Although the cause of the collapse is still under investigation by a federally convened panel, Glanz and Lipton examined evidence that the Twin Towers’ fate on September 11 was determined by the decisions made decades earlier by the Port Authority. The designers built floors largely devoid of internal columns; the towers’ structural integrity relied instead on a lightweight latticework incorporated into the buildings’ facades and a tight palisade of columns in the buildings’ center cores. This innovative design helped the buildings withstand the initial impacts of the hijacked jumbo jets, rather than toppling instantly. But the Port Authority’s decision to spray the towers’ metalwork with only a small amount of foamy fire retardant seems to have doomed the towers to eventual collapse, the authors write. Even worse, Glanz and Lipton say, the fireproofing decision was made arbitrarily, in secret, and without oversight by city fire officials, who lacked jurisdiction over the Port Authority.

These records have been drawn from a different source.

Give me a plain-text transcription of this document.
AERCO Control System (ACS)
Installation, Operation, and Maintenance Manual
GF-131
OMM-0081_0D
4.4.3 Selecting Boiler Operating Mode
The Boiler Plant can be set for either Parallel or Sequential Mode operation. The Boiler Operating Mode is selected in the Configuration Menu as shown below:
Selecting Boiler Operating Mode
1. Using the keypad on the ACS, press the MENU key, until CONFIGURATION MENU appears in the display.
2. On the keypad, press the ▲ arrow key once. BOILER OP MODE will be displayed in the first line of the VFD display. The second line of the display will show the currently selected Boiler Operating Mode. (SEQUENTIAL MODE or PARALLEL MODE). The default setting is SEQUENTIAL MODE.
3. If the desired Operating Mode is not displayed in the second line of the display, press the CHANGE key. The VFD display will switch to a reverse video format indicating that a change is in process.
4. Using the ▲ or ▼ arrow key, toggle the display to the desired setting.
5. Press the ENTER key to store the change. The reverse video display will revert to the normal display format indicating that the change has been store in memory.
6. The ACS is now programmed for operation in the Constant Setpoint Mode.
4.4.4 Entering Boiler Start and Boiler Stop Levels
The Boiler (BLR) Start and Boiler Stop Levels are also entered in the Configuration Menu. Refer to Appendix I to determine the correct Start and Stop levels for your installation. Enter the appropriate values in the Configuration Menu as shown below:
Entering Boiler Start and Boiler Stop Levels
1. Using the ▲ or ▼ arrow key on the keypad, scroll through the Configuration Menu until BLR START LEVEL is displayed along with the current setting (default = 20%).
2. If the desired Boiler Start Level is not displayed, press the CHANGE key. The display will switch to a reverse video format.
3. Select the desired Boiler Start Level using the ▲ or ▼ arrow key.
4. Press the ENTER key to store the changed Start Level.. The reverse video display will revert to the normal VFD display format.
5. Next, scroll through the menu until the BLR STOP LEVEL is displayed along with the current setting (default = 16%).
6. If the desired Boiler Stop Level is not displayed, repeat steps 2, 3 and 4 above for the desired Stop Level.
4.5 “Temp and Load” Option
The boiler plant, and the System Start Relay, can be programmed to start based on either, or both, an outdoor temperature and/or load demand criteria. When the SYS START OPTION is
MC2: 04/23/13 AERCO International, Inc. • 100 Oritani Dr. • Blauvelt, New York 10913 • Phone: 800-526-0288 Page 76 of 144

While researching the book, the authors spent many days in the subterranean reaches of Ground Zero — a disturbing place that Glanz worries may not be reflected in the airy, light-filled proposals for memorials. “It’s a ruin. They pulled twisted steel and bones out of there,” he says. Visiting the collapsed wreckage, he says, was like visiting a “battlefield. . . . You walk into that zone, and the rest of the city fades away.”

Louis Jacobson ’92 is a staff correspondent at National Journal magazine.

 

BOOK SHORTS

Washington’s Crossing — DAVID HACKETT FISCHER ’57 (Oxford). In his account of General George Washington’s Christmas-night crossing of the Delaware River to surprise exhausted Hessian forces at Trenton in 1776, the author compares British and American battle strategies and discusses key battles before and after the crossing. Fischer also examines figures such as General Horatio Gates and Lord Cornwallis, and describes attacks on the British by American guerrillas. Fischer, a historian, is University Professor at Brandeis University.

All Right Let Them Come: The Civil War Diary of an East Tennessee Confederate — edited by CHARLES SWIFT NORTHEN III ’59 (Tennessee). This diary of John G. Earnest, who en-listed in the 60th Tennessee Infantry in September 1862 and was Northen’s great-grandfather, details the daily activities of a low-ranking officer, describes what he sees as the weaknesses of the Confederate army, and records his involvement in the siege of Vicksburg. Northen is a retired investment manager in Alabama.

Mortal Secrets: Truth and Lies in the Age of AIDS — ROBERT KLITZMAN ’80 and Ronald Bayer (Johns Hopkins). In this book Klitzman, a psychiatrist, and Bayer, an ethicist, explore how people infected with H.I.V. decide whether to tell others about their illness. Based on more than 70 interviews, the book examines the moral, social, and psychological decisions involved in H.I.V. disclosure and looks at public-policy questions about disclosure. Klitzman and Bayer are professors at Columbia University.